W sezonie 2009/2010 oba zespoły rywalizowały ze sobą w fazie grupowej Ligi Mistrzów i oba mecze zakończyły się zwycięstwem Asseco Resovii (3-2 i 3-1), ale to Słoweńcy w dalszej fazie spisali się dużo lepiej awansując do Final Four LM w Łodzi (w play-off wyeliminowali m.in. włoski zespół Lube Banca Macerata). - Od tamtego czasu w obu zespołach zaszły spore zmiany kadrowe - mówi kapitan ACH Volley, Andrej Flajs. - Na pewno bardzo ciężko będzie nam wygrać w Polsce, ale nie poddamy się bez walki i damy z siebie wszystko. Nie ukrywam, że nastawiamy się głównie na rewanż, ponieważ przy tym systemie rozgrywek ten pierwszy pojedynek nie ma aż tak dużego znaczenia. W hali Tivoli (pojemności 7 tys. widzów - przyp. red) nasi kibice potrafią stworzyć niesamowitą atmosferę - informuje przyjmujący ekipy z Lublany w której zabraknie atakującego Sketa (kontuzja) i dobrze znanego w Polsce Dana Lewisa (po odpadnięciu z LM rozwiązano z nim kontrakt).
W pojedynku z mistrzem Słowenii za faworyta uważany jest zespół z Rzeszowa.

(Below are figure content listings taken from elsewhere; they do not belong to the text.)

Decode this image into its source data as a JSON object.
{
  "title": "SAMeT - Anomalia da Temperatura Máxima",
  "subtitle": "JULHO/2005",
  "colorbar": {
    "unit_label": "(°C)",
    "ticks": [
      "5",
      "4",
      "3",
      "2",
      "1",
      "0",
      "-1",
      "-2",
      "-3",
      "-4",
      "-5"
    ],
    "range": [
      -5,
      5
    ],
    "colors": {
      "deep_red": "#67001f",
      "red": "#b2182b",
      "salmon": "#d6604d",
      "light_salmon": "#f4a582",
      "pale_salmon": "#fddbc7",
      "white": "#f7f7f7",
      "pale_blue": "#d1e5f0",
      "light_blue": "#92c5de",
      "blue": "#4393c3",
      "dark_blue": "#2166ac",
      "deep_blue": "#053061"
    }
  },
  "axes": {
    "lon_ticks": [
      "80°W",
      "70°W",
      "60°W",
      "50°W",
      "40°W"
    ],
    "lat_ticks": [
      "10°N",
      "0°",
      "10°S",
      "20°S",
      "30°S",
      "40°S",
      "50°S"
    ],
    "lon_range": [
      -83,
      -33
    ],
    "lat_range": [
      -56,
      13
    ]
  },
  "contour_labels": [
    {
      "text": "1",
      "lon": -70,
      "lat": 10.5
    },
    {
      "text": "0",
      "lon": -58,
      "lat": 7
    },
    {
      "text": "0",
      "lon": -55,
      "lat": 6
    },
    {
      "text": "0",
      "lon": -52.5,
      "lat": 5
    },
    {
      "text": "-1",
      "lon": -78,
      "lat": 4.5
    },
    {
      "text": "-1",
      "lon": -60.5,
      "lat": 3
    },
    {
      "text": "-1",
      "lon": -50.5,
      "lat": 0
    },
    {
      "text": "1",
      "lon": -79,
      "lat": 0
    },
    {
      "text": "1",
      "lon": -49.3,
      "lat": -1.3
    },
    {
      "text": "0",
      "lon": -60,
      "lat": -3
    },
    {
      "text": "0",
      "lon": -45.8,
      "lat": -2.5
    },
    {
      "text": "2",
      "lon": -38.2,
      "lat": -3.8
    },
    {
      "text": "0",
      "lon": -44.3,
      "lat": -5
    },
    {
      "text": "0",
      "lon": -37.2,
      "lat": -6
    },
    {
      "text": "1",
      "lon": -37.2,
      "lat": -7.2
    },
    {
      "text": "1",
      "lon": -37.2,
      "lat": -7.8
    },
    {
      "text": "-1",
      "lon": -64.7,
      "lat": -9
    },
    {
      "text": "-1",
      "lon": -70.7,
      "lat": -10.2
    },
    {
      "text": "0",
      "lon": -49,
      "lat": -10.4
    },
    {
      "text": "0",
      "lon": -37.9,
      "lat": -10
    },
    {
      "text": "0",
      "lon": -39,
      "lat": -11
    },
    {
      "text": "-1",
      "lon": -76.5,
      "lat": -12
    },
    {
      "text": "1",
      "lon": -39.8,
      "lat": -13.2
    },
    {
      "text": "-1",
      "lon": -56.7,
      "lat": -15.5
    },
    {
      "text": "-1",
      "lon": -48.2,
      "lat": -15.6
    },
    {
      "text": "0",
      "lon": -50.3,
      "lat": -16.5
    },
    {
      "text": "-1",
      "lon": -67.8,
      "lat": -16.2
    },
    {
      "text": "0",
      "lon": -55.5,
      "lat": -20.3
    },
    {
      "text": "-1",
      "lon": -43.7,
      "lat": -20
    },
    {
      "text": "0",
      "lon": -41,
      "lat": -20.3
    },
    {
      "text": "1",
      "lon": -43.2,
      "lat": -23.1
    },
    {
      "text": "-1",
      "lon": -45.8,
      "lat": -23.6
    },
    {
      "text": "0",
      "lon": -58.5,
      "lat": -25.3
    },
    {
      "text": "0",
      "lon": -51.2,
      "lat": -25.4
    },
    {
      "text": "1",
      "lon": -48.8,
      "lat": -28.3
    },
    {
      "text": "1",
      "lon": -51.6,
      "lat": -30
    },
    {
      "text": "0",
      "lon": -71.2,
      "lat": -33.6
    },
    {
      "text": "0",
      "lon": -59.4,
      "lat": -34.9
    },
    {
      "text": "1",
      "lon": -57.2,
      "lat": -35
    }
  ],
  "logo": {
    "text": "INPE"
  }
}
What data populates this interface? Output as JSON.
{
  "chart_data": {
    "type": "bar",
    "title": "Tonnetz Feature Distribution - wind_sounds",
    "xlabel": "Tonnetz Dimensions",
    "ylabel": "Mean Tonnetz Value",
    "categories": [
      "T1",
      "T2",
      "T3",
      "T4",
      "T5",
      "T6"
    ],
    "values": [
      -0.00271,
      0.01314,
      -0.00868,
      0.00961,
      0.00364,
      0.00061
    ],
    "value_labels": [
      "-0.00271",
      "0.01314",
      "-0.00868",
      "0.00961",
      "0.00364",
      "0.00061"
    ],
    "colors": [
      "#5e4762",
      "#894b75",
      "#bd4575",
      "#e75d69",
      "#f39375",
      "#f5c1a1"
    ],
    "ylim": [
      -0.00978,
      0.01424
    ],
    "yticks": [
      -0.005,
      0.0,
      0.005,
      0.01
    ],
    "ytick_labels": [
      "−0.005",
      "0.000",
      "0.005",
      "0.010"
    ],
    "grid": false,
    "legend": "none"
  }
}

W Polsce chyba nikt nie wyobraża sobie sytuacji, żeby resoviaków zabrakło w finale Pucharu CEV. - Czy jesteśmy faworytem tego dwumeczu? Opinie mogą być różne, ale tak naprawdę wszystko zweryfikuje boisko - przestrzega przed zbyt pochopnymi ocenami trener Kowal. - Każdy mecz ma swoją historię. Musimy pamiętać o tym, że spotkanie rewanżowe zagramy na wyjeździe, a tam jest specyficzna hala z gorącą i głośną publicznością. Na tym etapie każdy z zespołów jest zdeterminowany i walczy o finał. Tu nie ma słabszych, czy lepszych rywali - zauważa szkoleniowiec Asseco Resovii, a kapitan Olieg Achrem dodaje. - Myślę, że w tym roku w Pucharze CEV mamy większą szansą na wywalczenie awansu do finału niż w zeszłym, kiedy mierzyliśmy się z Sisleyem Treviso. Oczywiście, nie możemy lekceważyć rywala, bo na pewno słoweńską drużynę stać na zwycięstwo z nami i to będzie ich celem. My jednak postaramy się wykorzystać swoją szansą i zagrać wreszcie w finale - kończy Achrem.